In these areas we can remove houses occasionally, especially in car-dependent areas, as they become old and run down. (Historic gems should be preserved.)  

For the sake of convenience to lower income people, cheaper housing prices, energy conservation, pollution abatement, less car dependence, more efficient transit and bicycle access, safer streets, stable climate and so on, we should build in Berkeley’s front yards: the centers where transit serves us best, and especially Downtown. 

Thus it’s the Not In My Front Yards, the NIMFYs I have a problem with, those who want to freeze the whole city in the past, thus continuing the dependence on cars and the oil industry. 

Let’s look at the urban ecology of it all, the chains of causes and effects and the networks of interrelated parts. Teichner pointed out that it was the petrochemical industry that was killing people at Love Canal, giving rise to the NIMBY movement, and that the petrochemical companies twisted the term into a pejorative. Rings true to me! But, who buys the millions of gallons of gasoline the petrochemical industry sells in order to pursue its nasty agenda?  

The people driving cars, and they, all around the world and in Berkeley too, are most prevalent in the lower density areas where it is simply difficult to get around easily without a car. That’s why it’s an international truism that cars, low-density housing and the petrochemical industry go hand in hand. On the other hand, more compact and diverse transit/pedestrian centers go hand in hand with energy conservation of such high efficiency that solar, wind and other healthy energy systems become practical. After almost 100 years of auto dominance we are all stuck in the city built for the car, so it is often difficult to do much without it.  

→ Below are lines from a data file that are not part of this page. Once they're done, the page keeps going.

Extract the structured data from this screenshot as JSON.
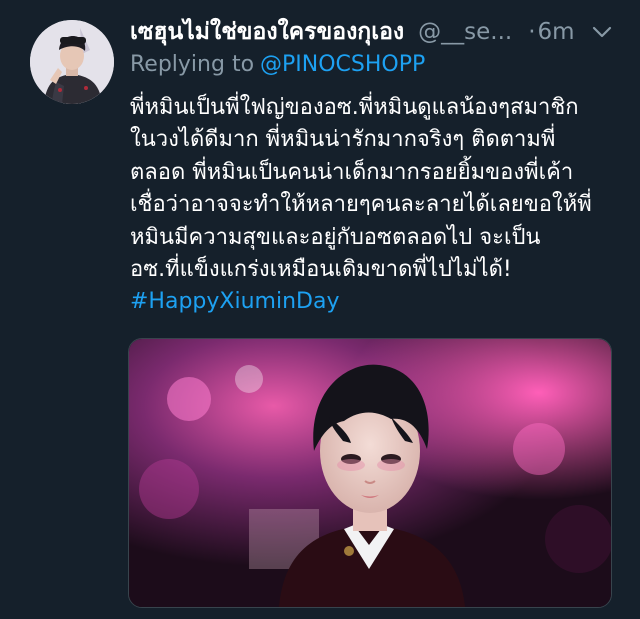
{
  "tweet": {
    "display_name": "เซฮุนไม่ใช่ของใครของกุเอง",
    "handle": "@__se...",
    "separator": "·",
    "time": "6m",
    "replying_prefix": "Replying to",
    "replying_to": "@PINOCSHOPP",
    "body_lines": [
      "พี่หมินเป็นพี่ใฟญ่ของอซ.พี่หมินดูแลน้องๆสมาชิก",
      "ในวงได้ดีมาก พี่หมินน่ารักมากจริงๆ ติดตามพี่",
      "ตลอด พี่หมินเป็นคนน่าเด็กมากรอยยิ้มของพี่เค้า",
      "เชื่อว่าอาจจะทำให้หลายๆคนละลายได้เลยขอให้พี่",
      "หมินมีความสุขและอยู่กับอซตลอดไป จะเป็น",
      "อซ.ที่แข็งแกร่งเหมือนเดิมขาดพี่ไปไม่ได้!"
    ],
    "hashtag": "#HappyXiuminDay",
    "avatar_icon": "profile-photo",
    "menu_icon": "chevron-down-icon",
    "media_alt": "photo"
  },
  "colors": {
    "background": "#15202b",
    "text_primary": "#ffffff",
    "text_secondary": "#8899a6",
    "accent": "#1da1f2"
  }
}
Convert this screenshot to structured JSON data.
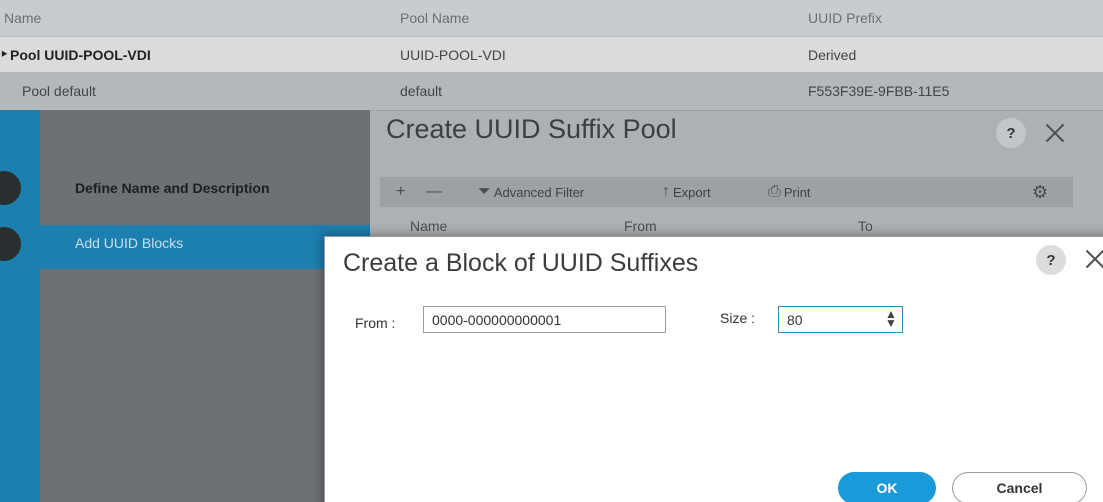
{
  "background_table": {
    "headers": [
      "Name",
      "Pool Name",
      "UUID Prefix"
    ],
    "rows": [
      {
        "name": "Pool UUID-POOL-VDI",
        "pool_name": "UUID-POOL-VDI",
        "prefix": "Derived"
      },
      {
        "name": "Pool default",
        "pool_name": "default",
        "prefix": "F553F39E-9FBB-11E5"
      }
    ]
  },
  "wizard": {
    "title": "Create UUID Suffix Pool",
    "help": "?",
    "steps": [
      "Define Name and Description",
      "Add UUID Blocks"
    ],
    "toolbar": {
      "advanced_filter": "Advanced Filter",
      "export": "Export",
      "print": "Print"
    },
    "columns": [
      "Name",
      "From",
      "To"
    ]
  },
  "modal": {
    "title": "Create a Block of UUID Suffixes",
    "help": "?",
    "from_label": "From :",
    "from_value": "0000-000000000001",
    "size_label": "Size :",
    "size_value": "80",
    "ok_label": "OK",
    "cancel_label": "Cancel"
  },
  "icons": {
    "add": "add-icon",
    "remove": "remove-icon",
    "filter": "filter-icon",
    "export": "export-icon",
    "print": "print-icon",
    "settings": "gear-icon",
    "close": "close-icon",
    "spinner": "spinner-icon"
  },
  "colors": {
    "accent": "#1d7fb0",
    "ok_button": "#1b9ad9"
  }
}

Don’t feel guilty – do something about it! We can rearrange the city on into the future, gradually moving out of car dependent areas and into more compact pedestrian/transit areas. It takes flexibility, which isn’t the strong card of the Berkeley land use conservatives and reactionaries, and imagination and a little bit of courage, also scarce commodities there. And the city built for people instead of cars is not for everyone, but everyone is aging and young people will grow up with tastes unpredictable to us. That we can’t plan for. But we can plan for more independence from the Love Canal type results of auto/sprawl infrastructure by planning for cities built for people rather than machines, pedestrians rather than cars. That’s what higher density pedestrian/centers – and making the city’s back yards even quieter – is all about. Long live the NIMBYs! Down with the NIMFYs!